By opening a Sukanya Samriddhi Account, you can reduce your taxable income and save tax, while also building a corpus for the education and marriage of the girl child. The scheme is a good option for parents looking to invest in the future of their girl child.

How to save Income tax by investing in 5-year Bank Fixed Deposits?
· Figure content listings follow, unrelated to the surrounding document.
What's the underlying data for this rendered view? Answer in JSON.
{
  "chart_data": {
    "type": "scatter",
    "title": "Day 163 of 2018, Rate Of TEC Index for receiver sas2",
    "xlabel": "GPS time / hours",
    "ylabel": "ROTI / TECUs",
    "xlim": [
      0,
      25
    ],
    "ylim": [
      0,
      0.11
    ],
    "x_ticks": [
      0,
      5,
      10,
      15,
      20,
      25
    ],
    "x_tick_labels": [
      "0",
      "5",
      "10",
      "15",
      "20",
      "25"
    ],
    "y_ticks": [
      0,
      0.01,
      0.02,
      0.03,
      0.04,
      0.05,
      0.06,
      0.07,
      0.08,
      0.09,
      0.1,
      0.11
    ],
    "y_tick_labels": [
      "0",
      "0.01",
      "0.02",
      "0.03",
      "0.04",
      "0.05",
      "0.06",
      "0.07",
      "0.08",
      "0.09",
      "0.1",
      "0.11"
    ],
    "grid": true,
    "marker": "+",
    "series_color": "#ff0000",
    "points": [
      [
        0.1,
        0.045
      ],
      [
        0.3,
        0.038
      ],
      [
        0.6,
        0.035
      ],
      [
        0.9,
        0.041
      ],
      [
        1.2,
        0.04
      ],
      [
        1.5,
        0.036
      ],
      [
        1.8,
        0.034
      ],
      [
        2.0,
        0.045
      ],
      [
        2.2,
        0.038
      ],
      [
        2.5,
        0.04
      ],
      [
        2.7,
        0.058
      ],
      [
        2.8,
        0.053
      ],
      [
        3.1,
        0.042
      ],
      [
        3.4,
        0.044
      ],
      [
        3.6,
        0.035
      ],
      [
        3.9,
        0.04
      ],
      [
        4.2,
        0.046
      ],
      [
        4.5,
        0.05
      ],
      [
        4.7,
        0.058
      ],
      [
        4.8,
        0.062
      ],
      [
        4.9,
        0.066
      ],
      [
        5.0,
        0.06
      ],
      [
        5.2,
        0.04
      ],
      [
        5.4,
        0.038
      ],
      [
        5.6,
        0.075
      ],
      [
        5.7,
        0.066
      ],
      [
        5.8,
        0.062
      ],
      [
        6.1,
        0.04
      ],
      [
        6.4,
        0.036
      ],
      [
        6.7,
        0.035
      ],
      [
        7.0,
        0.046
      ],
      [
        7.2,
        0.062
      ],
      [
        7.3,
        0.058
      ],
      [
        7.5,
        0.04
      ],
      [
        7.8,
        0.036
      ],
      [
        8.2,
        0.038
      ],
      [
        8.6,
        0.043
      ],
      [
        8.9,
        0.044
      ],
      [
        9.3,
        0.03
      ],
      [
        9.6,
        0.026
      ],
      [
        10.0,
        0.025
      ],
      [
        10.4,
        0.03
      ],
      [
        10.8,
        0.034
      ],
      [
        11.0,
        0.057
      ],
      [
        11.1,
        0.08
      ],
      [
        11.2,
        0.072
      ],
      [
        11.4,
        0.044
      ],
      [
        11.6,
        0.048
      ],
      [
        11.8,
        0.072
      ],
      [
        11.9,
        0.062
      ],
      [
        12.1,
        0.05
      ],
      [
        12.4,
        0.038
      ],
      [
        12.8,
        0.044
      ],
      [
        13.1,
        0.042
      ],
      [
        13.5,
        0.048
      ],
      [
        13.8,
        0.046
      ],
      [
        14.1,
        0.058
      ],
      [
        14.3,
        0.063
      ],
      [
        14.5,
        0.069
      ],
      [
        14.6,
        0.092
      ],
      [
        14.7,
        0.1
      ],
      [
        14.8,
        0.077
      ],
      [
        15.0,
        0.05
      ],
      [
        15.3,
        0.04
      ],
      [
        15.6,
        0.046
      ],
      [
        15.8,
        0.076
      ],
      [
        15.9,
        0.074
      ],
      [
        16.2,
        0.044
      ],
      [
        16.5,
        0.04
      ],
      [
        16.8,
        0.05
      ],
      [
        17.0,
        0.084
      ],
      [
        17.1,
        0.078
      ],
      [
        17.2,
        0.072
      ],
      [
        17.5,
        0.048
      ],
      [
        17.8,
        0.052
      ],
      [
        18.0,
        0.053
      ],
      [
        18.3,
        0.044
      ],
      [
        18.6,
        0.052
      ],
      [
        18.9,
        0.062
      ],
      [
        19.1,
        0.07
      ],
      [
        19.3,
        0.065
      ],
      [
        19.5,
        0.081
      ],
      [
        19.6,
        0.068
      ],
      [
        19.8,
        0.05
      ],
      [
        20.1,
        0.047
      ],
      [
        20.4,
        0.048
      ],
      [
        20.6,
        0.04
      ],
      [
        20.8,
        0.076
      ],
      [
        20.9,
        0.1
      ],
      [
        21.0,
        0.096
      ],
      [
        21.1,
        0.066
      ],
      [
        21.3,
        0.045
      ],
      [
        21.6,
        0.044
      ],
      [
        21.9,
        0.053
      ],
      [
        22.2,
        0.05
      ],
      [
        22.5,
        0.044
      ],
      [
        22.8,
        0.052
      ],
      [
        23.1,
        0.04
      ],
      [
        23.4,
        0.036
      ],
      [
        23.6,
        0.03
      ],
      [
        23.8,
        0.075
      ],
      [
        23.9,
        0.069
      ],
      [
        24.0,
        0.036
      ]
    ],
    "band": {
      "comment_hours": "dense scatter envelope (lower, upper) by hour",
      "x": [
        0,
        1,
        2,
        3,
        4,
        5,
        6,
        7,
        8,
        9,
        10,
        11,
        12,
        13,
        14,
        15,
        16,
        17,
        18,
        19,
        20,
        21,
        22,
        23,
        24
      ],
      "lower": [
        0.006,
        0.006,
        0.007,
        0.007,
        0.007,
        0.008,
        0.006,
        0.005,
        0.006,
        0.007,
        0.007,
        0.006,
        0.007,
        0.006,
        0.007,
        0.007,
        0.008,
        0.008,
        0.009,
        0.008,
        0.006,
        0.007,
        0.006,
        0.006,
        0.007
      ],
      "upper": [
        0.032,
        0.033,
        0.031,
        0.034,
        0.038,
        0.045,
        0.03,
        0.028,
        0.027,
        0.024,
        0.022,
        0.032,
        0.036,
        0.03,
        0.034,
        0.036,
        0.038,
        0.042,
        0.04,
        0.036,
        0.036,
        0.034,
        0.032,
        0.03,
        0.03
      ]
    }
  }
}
Investing in 5-year bank fixed deposits is a tax-saving option in India that allows individuals to claim tax deductions on their fixed deposit investments. Here’s how you can save tax by investing in 5-year bank fixed deposits:

  1. Invest in FDs: Invest in 5-year fixed deposits with any scheduled commercial bank in India.
  2. Claim Deduction: The investment made in 5-year fixed deposits is eligible for tax deduction under Section 80C of the Indian Income Tax Act, up to a limit of INR 1.5 lakh per financial year.
  3. Interest Earned: The interest earned on 5-year bank fixed deposits is taxed as per the applicable tax slab.

By investing in 5-year bank fixed deposits, you can reduce your taxable income and save tax, while also earning a fixed rate of interest on your investment. However, it is important to compare the interest rates offered by different banks before investing, as well as consider other factors such as the stability and reputation of the bank.